If anything, “Rise of the Green Light Babies” feels like a particularly strong mid-season episode that’s designed to remind you who Black Lightning’s characters are and what’s pushing them forward, and the fact that this is only the season’s premiere promises that we’re in for a wild ride.
- I was legitimately shocked to see Benjamin Crump make a guest appearance on a show like this, or that Black Lightning would very literally reference our real-world political struggles like this.
- Kara Fowdy’s fight against Syonide in the car park has some of the best stunt choreography on television this year. When she whipped out the weapon stilettos, I got chills.
- The families of Freeland who are fighting to get their children back clearly call to mind all of the undocumented children who’ve been separated from their families, are being held in detention centres, and may very well never see their loved ones again.
- The scene where Jennifer’s powers flare up and she hurts Lynn was fine on its own, but the fear in Lynn’s face when Jennifer tries to go and help her is what really punches the moment up. Both China Anne McClain and Christine Adams were phenomenal.

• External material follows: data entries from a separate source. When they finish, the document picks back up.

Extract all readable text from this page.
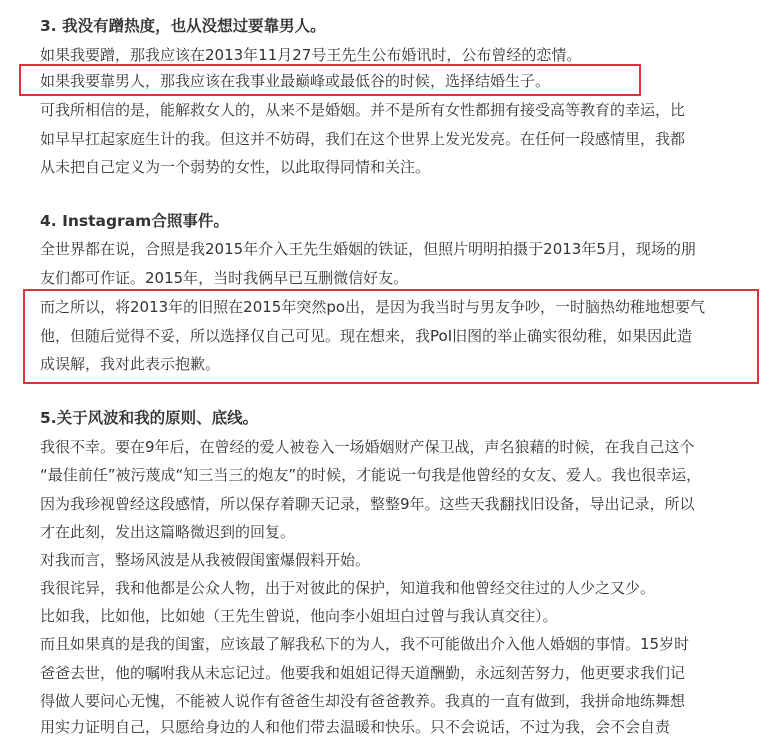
3. 我没有蹭热度，也从没想过要靠男人。
如果我要蹭，那我应该在2013年11月27号王先生公布婚讯时，公布曾经的恋情。
如果我要靠男人，那我应该在我事业最巅峰或最低谷的时候，选择结婚生子。
可我所相信的是，能解救女人的，从来不是婚姻。并不是所有女性都拥有接受高等教育的幸运，比
如早早扛起家庭生计的我。但这并不妨碍，我们在这个世界上发光发亮。在任何一段感情里，我都
从未把自己定义为一个弱势的女性，以此取得同情和关注。
4. Instagram合照事件。
全世界都在说，合照是我2015年介入王先生婚姻的铁证，但照片明明拍摄于2013年5月，现场的朋
友们都可作证。2015年，当时我俩早已互删微信好友。
而之所以，将2013年的旧照在2015年突然po出，是因为我当时与男友争吵，一时脑热幼稚地想要气
他，但随后觉得不妥，所以选择仅自己可见。现在想来，我PoI旧图的举止确实很幼稚，如果因此造
成误解，我对此表示抱歉。
5.关于风波和我的原则、底线。
我很不幸。要在9年后，在曾经的爱人被卷入一场婚姻财产保卫战，声名狼藉的时候，在我自己这个
“最佳前任”被污蔑成“知三当三的炮友”的时候，才能说一句我是他曾经的女友、爱人。我也很幸运，
因为我珍视曾经这段感情，所以保存着聊天记录，整整9年。这些天我翻找旧设备，导出记录，所以
才在此刻，发出这篇略微迟到的回复。
对我而言，整场风波是从我被假闺蜜爆假料开始。
我很诧异，我和他都是公众人物，出于对彼此的保护，知道我和他曾经交往过的人少之又少。
比如我，比如他，比如她（王先生曾说，他向李小姐坦白过曾与我认真交往）。
而且如果真的是我的闺蜜，应该最了解我私下的为人，我不可能做出介入他人婚姻的事情。15岁时
爸爸去世，他的嘱咐我从未忘记过。他要我和姐姐记得天道酬勤，永远刻苦努力，他更要求我们记
得做人要问心无愧，不能被人说作有爸爸生却没有爸爸教养。我真的一直有做到，我拼命地练舞想
用实力证明自己，只愿给身边的人和他们带去温暖和快乐。只不会说话，不过为我，会不会自责
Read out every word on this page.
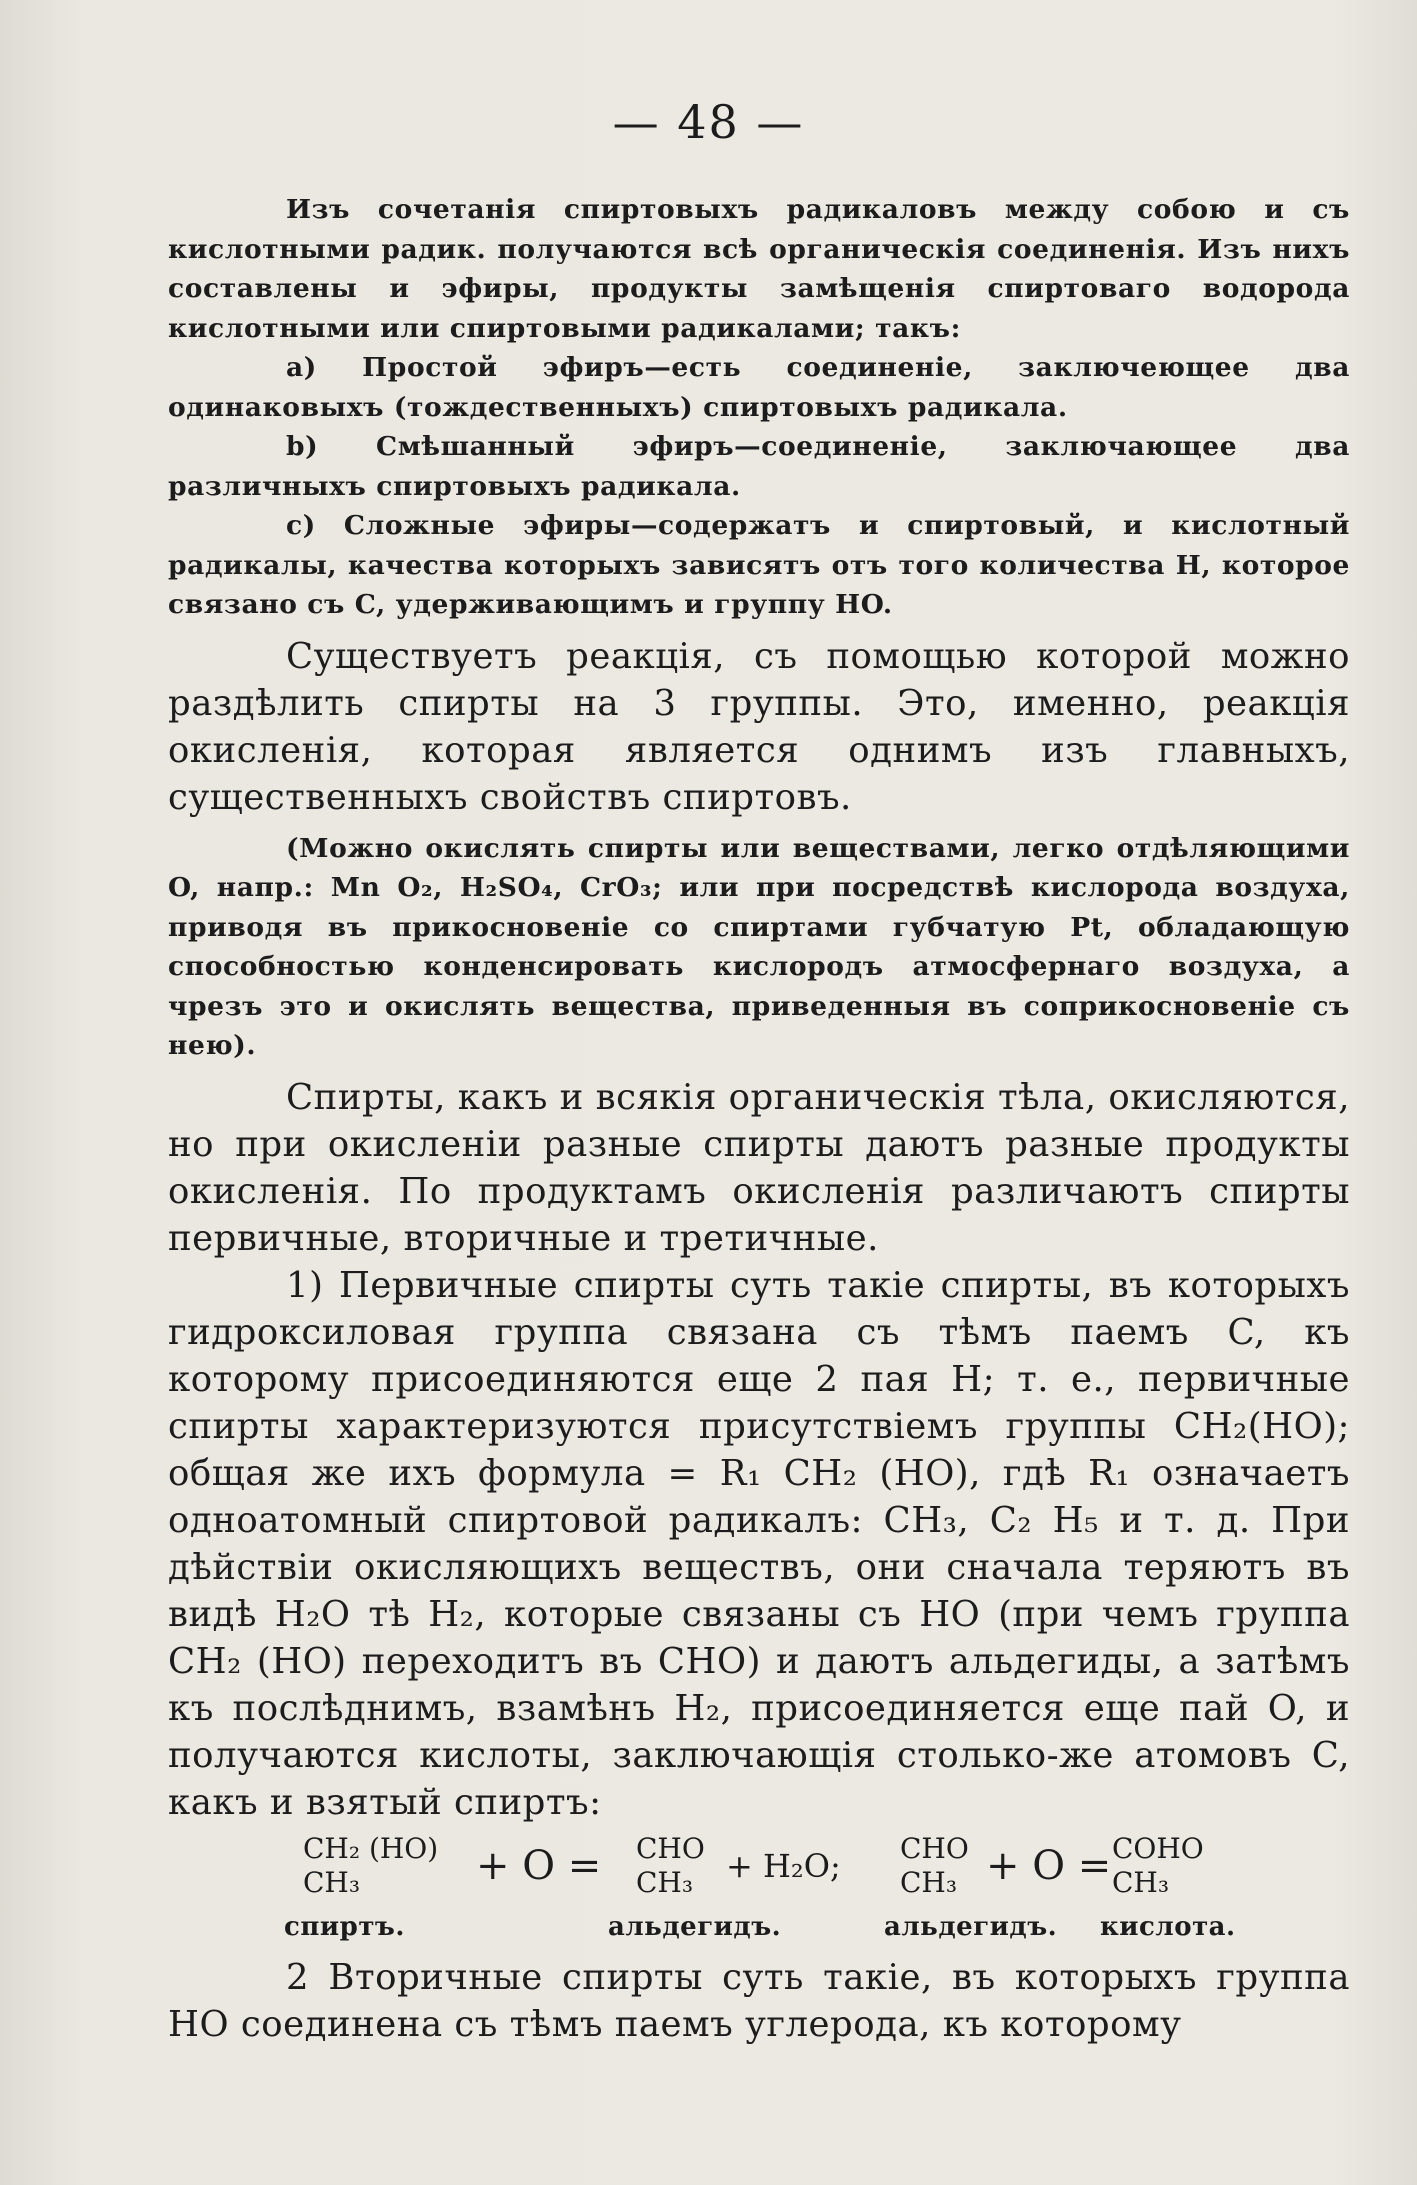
— 48 —

Изъ сочетанія спиртовыхъ радикаловъ между собою и съ кислотными радик. получаются всѣ органическія соединенія. Изъ нихъ составлены и эфиры, продукты замѣщенія спиртоваго водорода кислотными или спиртовыми радикалами; такъ:

a) Простой эфиръ—есть соединеніе, заключеющее два одинаковыхъ (тождественныхъ) спиртовыхъ радикала.

b) Смѣшанный эфиръ—соединеніе, заключающее два различныхъ спиртовыхъ радикала.

c) Сложные эфиры—содержатъ и спиртовый, и кислотный радикалы, качества которыхъ зависятъ отъ того количества H, которое связано съ C, удерживающимъ и группу HO.

Существуетъ реакція, съ помощью которой можно раздѣлить спирты на 3 группы. Это, именно, реакція окисленія, которая является однимъ изъ главныхъ, существенныхъ свойствъ спиртовъ.

(Можно окислять спирты или веществами, легко отдѣляющими O, напр.: Mn O₂, H₂SO₄, CrO₃; или при посредствѣ кислорода воздуха, приводя въ прикосновеніе со спиртами губчатую Pt, обладающую способностью конденсировать кислородъ атмосфернаго воздуха, а чрезъ это и окислять вещества, приведенныя въ соприкосновеніе съ нею).

Спирты, какъ и всякія органическія тѣла, окисляются, но при окисленіи разные спирты даютъ разные продукты окисленія. По продуктамъ окисленія различаютъ спирты первичные, вторичные и третичные.

1) Первичные спирты суть такіе спирты, въ которыхъ гидроксиловая группа связана съ тѣмъ паемъ C, къ которому присоединяются еще 2 пая H; т. е., первичные спирты характеризуются присутствіемъ группы CH₂(HO); общая же ихъ формула = R₁ CH₂ (HO), гдѣ R₁ означаетъ одноатомный спиртовой радикалъ: CH₃, C₂ H₅ и т. д. При дѣйствіи окисляющихъ веществъ, они сначала теряютъ въ видѣ H₂O тѣ H₂, которые связаны съ HO (при чемъ группа CH₂ (HO) переходитъ въ CHO) и даютъ альдегиды, а затѣмъ къ послѣднимъ, взамѣнъ H₂, присоединяется еще пай O, и получаются кислоты, заключающія столько-же атомовъ C, какъ и взятый спиртъ:

CH₂ (HO)
CH₃	+ O = CHO
CH₃	+ H₂O; CHO
CH₃ + O = COHO
CH₃
спиртъ.	альдегидъ.	альдегидъ. кислота.

2 Вторичные спирты суть такіе, въ которыхъ группа HO соединена съ тѣмъ паемъ углерода, къ которому
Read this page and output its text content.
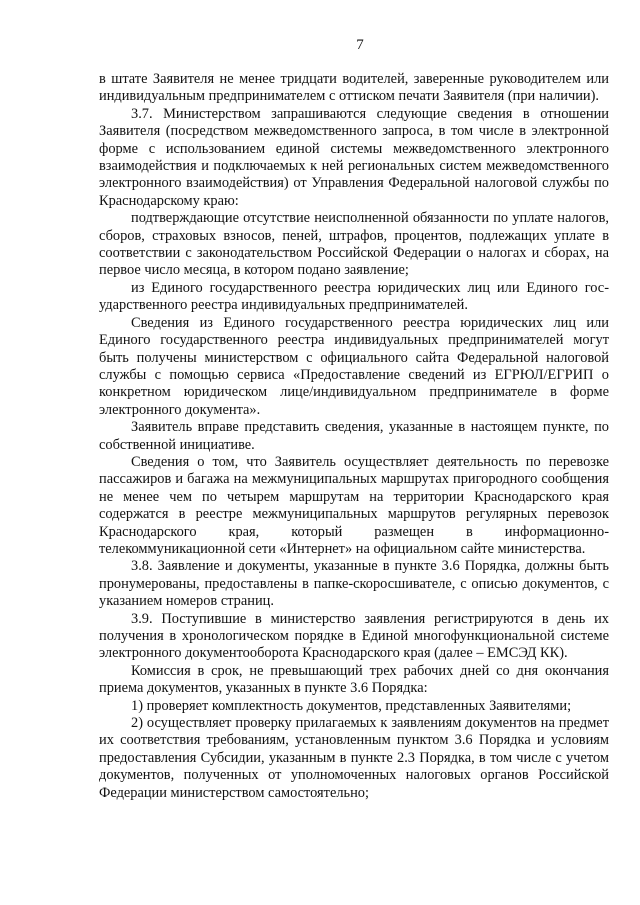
7

в штате Заявителя не менее тридцати водителей, заверенные руководителем или индивидуальным предпринимателем с оттиском печати Заявителя (при наличии).

3.7. Министерством запрашиваются следующие сведения в отношении Заявителя (посредством межведомственного запроса, в том числе в электронной форме с использованием единой системы межведомственного электронного взаимодействия и подключаемых к ней региональных систем межведомственного электронного взаимодействия) от Управления Федеральной налоговой службы по Краснодарскому краю:

подтверждающие отсутствие неисполненной обязанности по уплате налогов, сборов, страховых взносов, пеней, штрафов, процентов, подлежащих уплате в соответствии с законодательством Российской Федерации о налогах и сборах, на первое число месяца, в котором подано заявление;

из Единого государственного реестра юридических лиц или Единого государственного реестра индивидуальных предпринимателей.

Сведения из Единого государственного реестра юридических лиц или Единого государственного реестра индивидуальных предпринимателей могут быть получены министерством с официального сайта Федеральной налоговой службы с помощью сервиса «Предоставление сведений из ЕГРЮЛ/ЕГРИП о конкретном юридическом лице/индивидуальном предпринимателе в форме электронного документа».

Заявитель вправе представить сведения, указанные в настоящем пункте, по собственной инициативе.

Сведения о том, что Заявитель осуществляет деятельность по перевозке пассажиров и багажа на межмуниципальных маршрутах пригородного сообщения не менее чем по четырем маршрутам на территории Краснодарского края содержатся в реестре межмуниципальных маршрутов регулярных перевозок Краснодарского края, который размещен в информационно-телекоммуникационной сети «Интернет» на официальном сайте министерства.

3.8. Заявление и документы, указанные в пункте 3.6 Порядка, должны быть пронумерованы, предоставлены в папке-скоросшивателе, с описью документов, с указанием номеров страниц.

3.9. Поступившие в министерство заявления регистрируются в день их получения в хронологическом порядке в Единой многофункциональной системе электронного документооборота Краснодарского края (далее – ЕМСЭД КК).

Комиссия в срок, не превышающий трех рабочих дней со дня окончания приема документов, указанных в пункте 3.6 Порядка:

1) проверяет комплектность документов, представленных Заявителями;

2) осуществляет проверку прилагаемых к заявлениям документов на предмет их соответствия требованиям, установленным пунктом 3.6 Порядка и условиям предоставления Субсидии, указанным в пункте 2.3 Порядка, в том числе с учетом документов, полученных от уполномоченных налоговых органов Российской Федерации министерством самостоятельно;
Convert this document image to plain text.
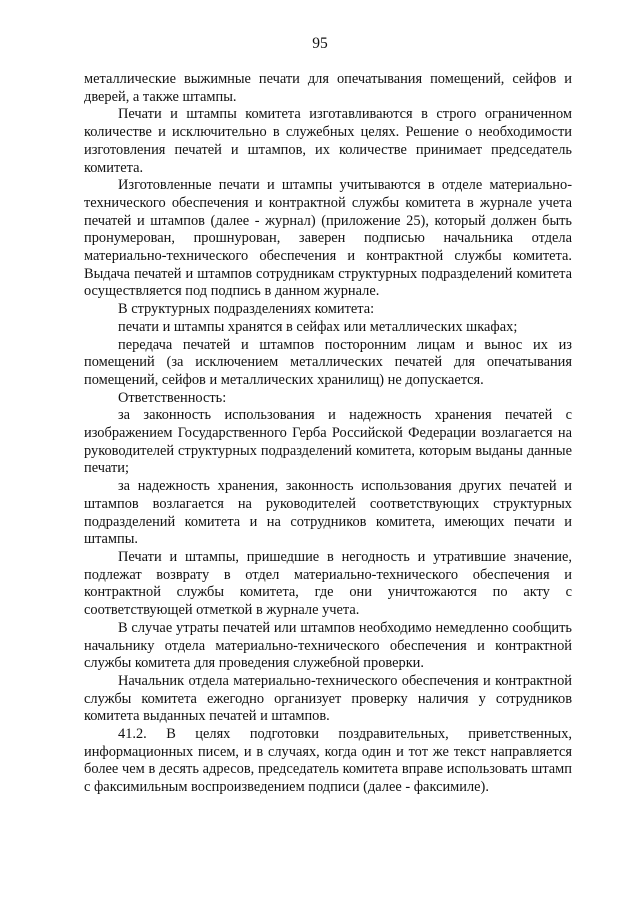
95

металлические выжимные печати для опечатывания помещений, сейфов и дверей, а также штампы.

Печати и штампы комитета изготавливаются в строго ограниченном количестве и исключительно в служебных целях. Решение о необходимости изготовления печатей и штампов, их количестве принимает председатель комитета.

Изготовленные печати и штампы учитываются в отделе материально-технического обеспечения и контрактной службы комитета в журнале учета печатей и штампов (далее - журнал) (приложение 25), который должен быть пронумерован, прошнурован, заверен подписью начальника отдела материально-технического обеспечения и контрактной службы комитета. Выдача печатей и штампов сотрудникам структурных подразделений комитета осуществляется под подпись в данном журнале.

В структурных подразделениях комитета:

печати и штампы хранятся в сейфах или металлических шкафах;

передача печатей и штампов посторонним лицам и вынос их из помещений (за исключением металлических печатей для опечатывания помещений, сейфов и металлических хранилищ) не допускается.

Ответственность:

за законность использования и надежность хранения печатей с изображением Государственного Герба Российской Федерации возлагается на руководителей структурных подразделений комитета, которым выданы данные печати;

за надежность хранения, законность использования других печатей и штампов возлагается на руководителей соответствующих структурных подразделений комитета и на сотрудников комитета, имеющих печати и штампы.

Печати и штампы, пришедшие в негодность и утратившие значение, подлежат возврату в отдел материально-технического обеспечения и контрактной службы комитета, где они уничтожаются по акту с соответствующей отметкой в журнале учета.

В случае утраты печатей или штампов необходимо немедленно сообщить начальнику отдела материально-технического обеспечения и контрактной службы комитета для проведения служебной проверки.

Начальник отдела материально-технического обеспечения и контрактной службы комитета ежегодно организует проверку наличия у сотрудников комитета выданных печатей и штампов.

41.2. В целях подготовки поздравительных, приветственных, информационных писем, и в случаях, когда один и тот же текст направляется более чем в десять адресов, председатель комитета вправе использовать штамп с факсимильным воспроизведением подписи (далее - факсимиле).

- Don’t tell Daredevil, but Anissa’s storming the drug house has one of the best hallway fight scenes on television. Again, the choreography is absolutely fantastic and it gave you a real sense that Anissa’s coming into her powers in a really interesting way beyond simply clapping her hands to create seismic shocks.
- The moment when Issa Williams wakes up in his body bag, seemingly back from the dead, and his mother rejects him when she realises that he’s a metahuman, is heartbreaking and such a smart narrative decision. It’s illustrating the kinds of pain that Freeland’s people are all dealing with and it’s the perfect kind of origin story for a new generation of meta outcasts with the potential to become heroes or villains.